The Chesapeake Foodshed Assessment, a project commissioned by the Center to better understand the complexities and opportunities provided by the changing nature of the region’s food system, was completed in summer 2019.
Phil Gottwals with Agricultural and Community Development Services, LLC was commissioned to provide an in-depth study of the current state of the sectors that comprise our regional food system including producers, processors, distributors, and consumers. Phil was joined by former Center board member Dr. Christine Bergmark and Joe Tassone, principal investigator for the Center’s earlier research projects on local foods.
Data as well as information gathered through interviews and community listening sessions provided the team with a clear understanding of factors that are currently working well and areas that need improvement and provide opportunities.
The study examines a subdivision of the Chesapeake Watershed that serves as a proxy for assessing the demographic, human capital, agricultural and supply chain dynamics for the larger geography.
The study area consists of 82 counties and independent cities in Maryland, Virginia, West Virginia, Pennsylvania and Delaware. It represents about 40 percent of the 206 counties and independent cities, 78 percent of the population, and 63 percent of the 11.2 million acres of agricultural land in the entire foodshed. In addition to covering a diversity of soil types, hardiness zones and production types, it includes key production and infrastructure clusters for livestock, poultry, dairy, fruits, vegetables, and other specialty crops.
The report’s findings revealed that stakeholders within each of the Chesapeake Bay food system sectors shared common values that could be built upon to improve the system to better serve communities and address specific socio-economic objectives.

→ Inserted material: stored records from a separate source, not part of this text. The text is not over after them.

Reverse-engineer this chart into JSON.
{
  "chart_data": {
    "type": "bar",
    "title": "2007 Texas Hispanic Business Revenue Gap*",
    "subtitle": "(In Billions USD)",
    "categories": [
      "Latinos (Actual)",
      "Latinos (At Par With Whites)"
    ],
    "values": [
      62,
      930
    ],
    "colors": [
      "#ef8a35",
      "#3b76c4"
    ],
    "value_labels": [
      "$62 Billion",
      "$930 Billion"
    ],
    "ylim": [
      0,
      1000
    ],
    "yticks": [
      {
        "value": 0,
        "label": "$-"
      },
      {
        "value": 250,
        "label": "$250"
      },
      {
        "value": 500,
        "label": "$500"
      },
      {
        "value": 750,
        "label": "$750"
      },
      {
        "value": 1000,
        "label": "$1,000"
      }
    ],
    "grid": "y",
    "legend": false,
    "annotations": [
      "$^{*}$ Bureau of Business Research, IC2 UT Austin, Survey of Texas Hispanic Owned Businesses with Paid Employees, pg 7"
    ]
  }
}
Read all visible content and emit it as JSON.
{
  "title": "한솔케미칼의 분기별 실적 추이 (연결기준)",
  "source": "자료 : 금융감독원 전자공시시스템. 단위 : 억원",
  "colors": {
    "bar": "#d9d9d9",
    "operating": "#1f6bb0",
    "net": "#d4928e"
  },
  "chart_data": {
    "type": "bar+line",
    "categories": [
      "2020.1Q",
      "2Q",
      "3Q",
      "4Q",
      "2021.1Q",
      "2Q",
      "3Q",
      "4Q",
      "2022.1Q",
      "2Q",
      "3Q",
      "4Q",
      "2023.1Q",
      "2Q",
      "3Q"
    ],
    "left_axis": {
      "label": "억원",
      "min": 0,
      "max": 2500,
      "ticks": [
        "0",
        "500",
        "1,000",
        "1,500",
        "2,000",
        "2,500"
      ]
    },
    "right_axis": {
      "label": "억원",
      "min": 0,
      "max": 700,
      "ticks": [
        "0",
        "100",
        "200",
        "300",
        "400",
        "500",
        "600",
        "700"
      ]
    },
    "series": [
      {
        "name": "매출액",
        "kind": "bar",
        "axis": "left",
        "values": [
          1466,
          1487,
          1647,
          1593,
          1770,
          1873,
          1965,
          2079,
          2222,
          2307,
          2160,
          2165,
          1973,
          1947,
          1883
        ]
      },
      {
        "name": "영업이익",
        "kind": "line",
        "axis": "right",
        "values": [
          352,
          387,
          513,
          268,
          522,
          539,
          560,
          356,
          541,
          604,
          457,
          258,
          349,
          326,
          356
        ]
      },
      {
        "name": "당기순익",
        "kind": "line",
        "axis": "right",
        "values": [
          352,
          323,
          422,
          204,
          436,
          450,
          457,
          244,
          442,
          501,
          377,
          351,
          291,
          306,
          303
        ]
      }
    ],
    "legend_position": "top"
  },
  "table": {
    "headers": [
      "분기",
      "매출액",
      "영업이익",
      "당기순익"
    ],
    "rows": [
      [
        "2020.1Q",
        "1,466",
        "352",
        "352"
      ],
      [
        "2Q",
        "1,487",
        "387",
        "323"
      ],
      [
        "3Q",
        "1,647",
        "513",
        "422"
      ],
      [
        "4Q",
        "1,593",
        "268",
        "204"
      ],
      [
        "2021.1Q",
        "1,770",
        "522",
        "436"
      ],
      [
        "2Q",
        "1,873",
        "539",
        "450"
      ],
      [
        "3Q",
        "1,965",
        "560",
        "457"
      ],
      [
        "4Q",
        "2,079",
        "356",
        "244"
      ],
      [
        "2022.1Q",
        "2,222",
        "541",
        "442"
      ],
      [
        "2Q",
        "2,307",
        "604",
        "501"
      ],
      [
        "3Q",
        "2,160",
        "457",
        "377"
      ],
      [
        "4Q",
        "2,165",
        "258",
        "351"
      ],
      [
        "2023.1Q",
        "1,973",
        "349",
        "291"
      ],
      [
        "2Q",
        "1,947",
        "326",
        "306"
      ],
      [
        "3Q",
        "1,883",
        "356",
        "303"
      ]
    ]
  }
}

Preliminary areas of opportunity include suggestions to:
- Strengthen community and culture around food;
- Promote networked solutions to regional food system develop;
- Create a Chesapeake Regional Food System “brand” and unified certification system;
- Tailor agricultural education, workforce development, and farm transition programs to the future;
- Support an entrepreneurial and innovation culture in the supply chain; and
- Identify or create an entity to serve as a regional coordinator of local food system development projects.